Question

Thanks to you all for the help so far! I am extremely new to c# and code in general. I have a question that I cannot seem to find the answer to.

I just wrote a simple program that moves files from one folder to a new folder named that day's date. Please see below:

    private void button1_Click(object sender, EventArgs e)
    {

            DateTime now = DateTime.Now;
            string date = (now.ToString("D"));

            string a = @"m:\\staff docs\\faxes\\";
            string b = @a + date + "\\";
            System.IO.Directory.CreateDirectory(b);


        DirectoryInfo dir1 = new DirectoryInfo("c:\\blah");
        DirectoryInfo dir2 = new DirectoryInfo("@b");

        FileInfo[] DispatchFiles = dir1.GetFiles();
        if (DispatchFiles.Length > 0)
        {
            foreach (FileInfo aFile in DispatchFiles)
            {
                string files = @b + aFile.Name;
                int count = 0;
            Find :
                if (File.Exists(files))
                {
                    files = files + "(" + count.ToString() + ").txt";
                    count++;
                    goto Find;
                }
                aFile.MoveTo(files);
            }
        }   
    {
        MessageBox.Show("Your files have been moved!");

I'd like to have the user define the source folder variable and the destination folder variable, either by having them navigate to the folder in a file browser, or a Console.ReadLine - but not every time they run the program, just the first. It would be ideal if they could change the path if they wanted to later on as well.

Many thanks!

EDIT

My solution was a Button on my Form that calls this block:

private void button3_Click(object sender, EventArgs e)
{
 FolderBrowserDialog fbd = new FolderBrowserDialog();
        fbd.Description = "Select source folder";
        fbd.ShowDialog();
        string Source = fbd.SelectedPath;
        Properties.Settings.Default.source = Source;
        Properties.Settings.Default.Save();

        FolderBrowserDialog fbd2 = new FolderBrowserDialog();
        fbd2.Description = "Select destination folder";
        fbd2.ShowDialog();
        string d1 = fbd2.SelectedPath;
        string d2 = "\\";
        string Destination = d1 + d2;
        Properties.Settings.Default.destination = Destination;
        Properties.Settings.Default.Save();
}
Was it helpful?

Solution

you can use the "user settings" described here: http://msdn.microsoft.com/en-us/library/bb397750.aspx

//EDIT:

let's say You have a USER Setting of type string called "MySetting"

if you want to read it:

var someVar = Properties.Settings.Default.MySetting;

if you want to write it (assuming your data is in someVar):

Properties.Settings.Default.MySetting = someVar;
Properties.Settings.Default.Save();

the call to Save() persists your changes ... the changes are bound to the windows user account

at design time your setting should be defined as Scope USER

OTHER TIPS

There are a few possibilities you can use.
One thing would be to create an XML-file the first time the user entered the paths. You could check for the existance of the file and if it exists, read from it and if not exists, create it and write data to it. Of course you are capable of editing your XML-file.

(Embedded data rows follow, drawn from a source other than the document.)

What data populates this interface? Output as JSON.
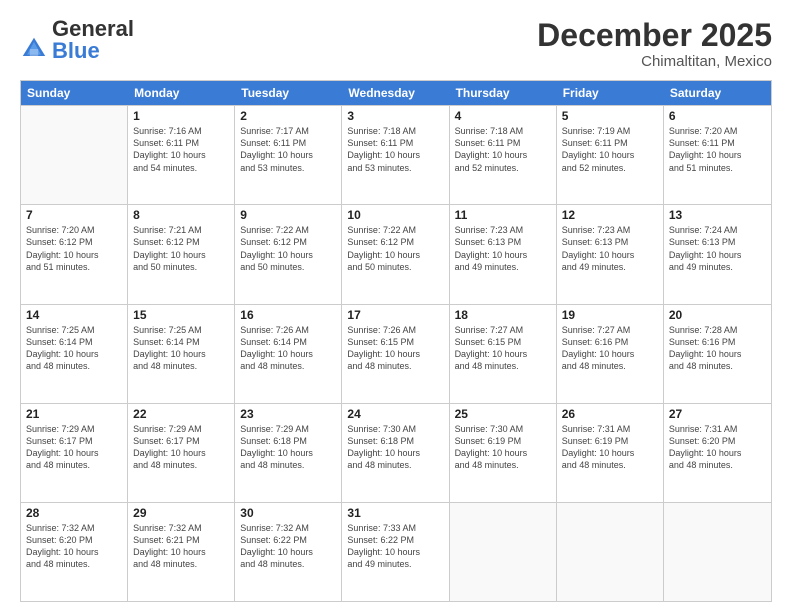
{
  "logo": {
    "general": "General",
    "blue": "Blue"
  },
  "header": {
    "title": "December 2025",
    "subtitle": "Chimaltitan, Mexico"
  },
  "calendar": {
    "days": [
      "Sunday",
      "Monday",
      "Tuesday",
      "Wednesday",
      "Thursday",
      "Friday",
      "Saturday"
    ],
    "rows": [
      [
        {
          "num": "",
          "info": ""
        },
        {
          "num": "1",
          "info": "Sunrise: 7:16 AM\nSunset: 6:11 PM\nDaylight: 10 hours\nand 54 minutes."
        },
        {
          "num": "2",
          "info": "Sunrise: 7:17 AM\nSunset: 6:11 PM\nDaylight: 10 hours\nand 53 minutes."
        },
        {
          "num": "3",
          "info": "Sunrise: 7:18 AM\nSunset: 6:11 PM\nDaylight: 10 hours\nand 53 minutes."
        },
        {
          "num": "4",
          "info": "Sunrise: 7:18 AM\nSunset: 6:11 PM\nDaylight: 10 hours\nand 52 minutes."
        },
        {
          "num": "5",
          "info": "Sunrise: 7:19 AM\nSunset: 6:11 PM\nDaylight: 10 hours\nand 52 minutes."
        },
        {
          "num": "6",
          "info": "Sunrise: 7:20 AM\nSunset: 6:11 PM\nDaylight: 10 hours\nand 51 minutes."
        }
      ],
      [
        {
          "num": "7",
          "info": "Sunrise: 7:20 AM\nSunset: 6:12 PM\nDaylight: 10 hours\nand 51 minutes."
        },
        {
          "num": "8",
          "info": "Sunrise: 7:21 AM\nSunset: 6:12 PM\nDaylight: 10 hours\nand 50 minutes."
        },
        {
          "num": "9",
          "info": "Sunrise: 7:22 AM\nSunset: 6:12 PM\nDaylight: 10 hours\nand 50 minutes."
        },
        {
          "num": "10",
          "info": "Sunrise: 7:22 AM\nSunset: 6:12 PM\nDaylight: 10 hours\nand 50 minutes."
        },
        {
          "num": "11",
          "info": "Sunrise: 7:23 AM\nSunset: 6:13 PM\nDaylight: 10 hours\nand 49 minutes."
        },
        {
          "num": "12",
          "info": "Sunrise: 7:23 AM\nSunset: 6:13 PM\nDaylight: 10 hours\nand 49 minutes."
        },
        {
          "num": "13",
          "info": "Sunrise: 7:24 AM\nSunset: 6:13 PM\nDaylight: 10 hours\nand 49 minutes."
        }
      ],
      [
        {
          "num": "14",
          "info": "Sunrise: 7:25 AM\nSunset: 6:14 PM\nDaylight: 10 hours\nand 48 minutes."
        },
        {
          "num": "15",
          "info": "Sunrise: 7:25 AM\nSunset: 6:14 PM\nDaylight: 10 hours\nand 48 minutes."
        },
        {
          "num": "16",
          "info": "Sunrise: 7:26 AM\nSunset: 6:14 PM\nDaylight: 10 hours\nand 48 minutes."
        },
        {
          "num": "17",
          "info": "Sunrise: 7:26 AM\nSunset: 6:15 PM\nDaylight: 10 hours\nand 48 minutes."
        },
        {
          "num": "18",
          "info": "Sunrise: 7:27 AM\nSunset: 6:15 PM\nDaylight: 10 hours\nand 48 minutes."
        },
        {
          "num": "19",
          "info": "Sunrise: 7:27 AM\nSunset: 6:16 PM\nDaylight: 10 hours\nand 48 minutes."
        },
        {
          "num": "20",
          "info": "Sunrise: 7:28 AM\nSunset: 6:16 PM\nDaylight: 10 hours\nand 48 minutes."
        }
      ],
      [
        {
          "num": "21",
          "info": "Sunrise: 7:29 AM\nSunset: 6:17 PM\nDaylight: 10 hours\nand 48 minutes."
        },
        {
          "num": "22",
          "info": "Sunrise: 7:29 AM\nSunset: 6:17 PM\nDaylight: 10 hours\nand 48 minutes."
        },
        {
          "num": "23",
          "info": "Sunrise: 7:29 AM\nSunset: 6:18 PM\nDaylight: 10 hours\nand 48 minutes."
        },
        {
          "num": "24",
          "info": "Sunrise: 7:30 AM\nSunset: 6:18 PM\nDaylight: 10 hours\nand 48 minutes."
        },
        {
          "num": "25",
          "info": "Sunrise: 7:30 AM\nSunset: 6:19 PM\nDaylight: 10 hours\nand 48 minutes."
        },
        {
          "num": "26",
          "info": "Sunrise: 7:31 AM\nSunset: 6:19 PM\nDaylight: 10 hours\nand 48 minutes."
        },
        {
          "num": "27",
          "info": "Sunrise: 7:31 AM\nSunset: 6:20 PM\nDaylight: 10 hours\nand 48 minutes."
        }
      ],
      [
        {
          "num": "28",
          "info": "Sunrise: 7:32 AM\nSunset: 6:20 PM\nDaylight: 10 hours\nand 48 minutes."
        },
        {
          "num": "29",
          "info": "Sunrise: 7:32 AM\nSunset: 6:21 PM\nDaylight: 10 hours\nand 48 minutes."
        },
        {
          "num": "30",
          "info": "Sunrise: 7:32 AM\nSunset: 6:22 PM\nDaylight: 10 hours\nand 48 minutes."
        },
        {
          "num": "31",
          "info": "Sunrise: 7:33 AM\nSunset: 6:22 PM\nDaylight: 10 hours\nand 49 minutes."
        },
        {
          "num": "",
          "info": ""
        },
        {
          "num": "",
          "info": ""
        },
        {
          "num": "",
          "info": ""
        }
      ]
    ]
  }
}
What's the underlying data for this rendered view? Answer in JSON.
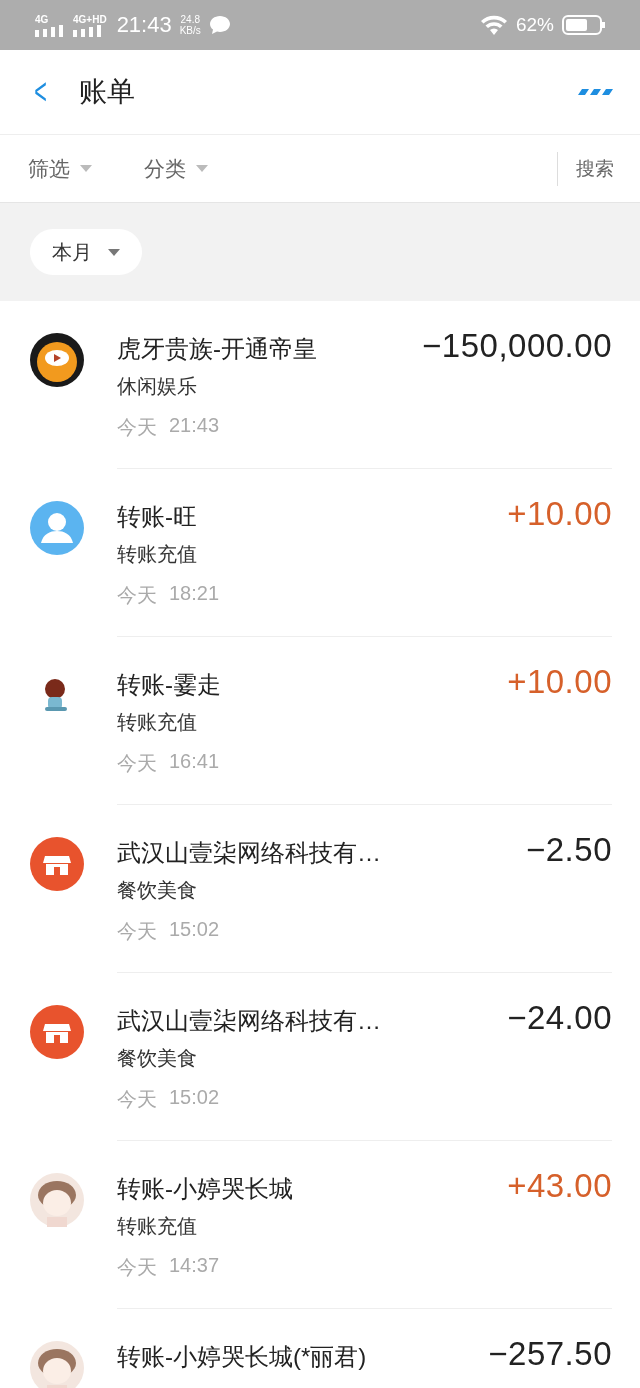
{
  "status_bar": {
    "network_1": "4G",
    "network_2": "4G+HD",
    "time": "21:43",
    "speed_value": "24.8",
    "speed_unit": "KB/s",
    "battery": "62%"
  },
  "header": {
    "back": "<",
    "title": "账单"
  },
  "filters": [
    {
      "label": "筛选"
    },
    {
      "label": "分类"
    }
  ],
  "search": "搜索",
  "period": "本月",
  "transactions": [
    {
      "kind": "app",
      "title": "虎牙贵族-开通帝皇",
      "category": "休闲娱乐",
      "day": "今天",
      "time": "21:43",
      "amount": "−150,000.00",
      "color": "#222222"
    },
    {
      "kind": "default",
      "title": "转账-旺",
      "category": "转账充值",
      "day": "今天",
      "time": "18:21",
      "amount": "+10.00",
      "color": "#d6602a"
    },
    {
      "kind": "figure",
      "title": "转账-霎走",
      "category": "转账充值",
      "day": "今天",
      "time": "16:41",
      "amount": "+10.00",
      "color": "#d6602a"
    },
    {
      "kind": "shop",
      "title": "武汉山壹柒网络科技有…",
      "category": "餐饮美食",
      "day": "今天",
      "time": "15:02",
      "amount": "−2.50",
      "color": "#222222"
    },
    {
      "kind": "shop",
      "title": "武汉山壹柒网络科技有…",
      "category": "餐饮美食",
      "day": "今天",
      "time": "15:02",
      "amount": "−24.00",
      "color": "#222222"
    },
    {
      "kind": "girl",
      "title": "转账-小婷哭长城",
      "category": "转账充值",
      "day": "今天",
      "time": "14:37",
      "amount": "+43.00",
      "color": "#d6602a"
    },
    {
      "kind": "girl",
      "title": "转账-小婷哭长城(*丽君)",
      "amount": "−257.50",
      "color": "#222222"
    }
  ]
}
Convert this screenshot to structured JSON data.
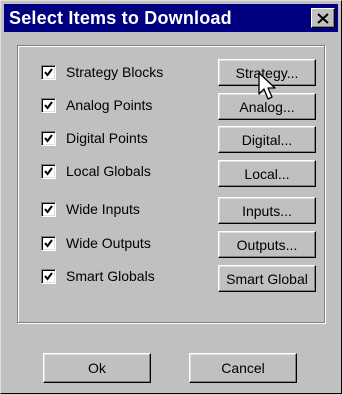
{
  "window": {
    "title": "Select Items to Download",
    "close_glyph": "×",
    "close_icon": "close-icon"
  },
  "items": [
    {
      "label": "Strategy Blocks",
      "checked": true,
      "button": "Strategy..."
    },
    {
      "label": "Analog Points",
      "checked": true,
      "button": "Analog..."
    },
    {
      "label": "Digital Points",
      "checked": true,
      "button": "Digital..."
    },
    {
      "label": "Local Globals",
      "checked": true,
      "button": "Local..."
    },
    {
      "label": "Wide Inputs",
      "checked": true,
      "button": "Inputs..."
    },
    {
      "label": "Wide Outputs",
      "checked": true,
      "button": "Outputs..."
    },
    {
      "label": "Smart Globals",
      "checked": true,
      "button": "Smart Global"
    }
  ],
  "footer": {
    "ok_label": "Ok",
    "cancel_label": "Cancel"
  },
  "colors": {
    "titlebar": "#000080",
    "face": "#c0c0c0",
    "title_text": "#ffffff"
  },
  "icons": {
    "checkbox_mark": "checkmark-icon",
    "pointer": "arrow-cursor-icon"
  }
}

There is the System.Xml.XmlDocument-class

using System;
using System.IO;
using System.Xml;

public class Sample
{
  public static void Main()
  {

    string inputpath = "C:\....";

    //Create the XmlDocument.
    XmlDocument doc = new XmlDocument();

    //Create a new node and add it to the document.
    //The text node is the content of the price element.
    XmlElement elem = doc.CreateElement("Inputpath");
    XmlText text = doc.CreateTextNode(inputpath);
    doc.DocumentElement.AppendChild(elem);
    doc.DocumentElement.LastChild.AppendChild(text);

    doc.Save(Console.Out);

  }
}

See here for a reference.

You could write a value into the registry, too. Just as a possibility.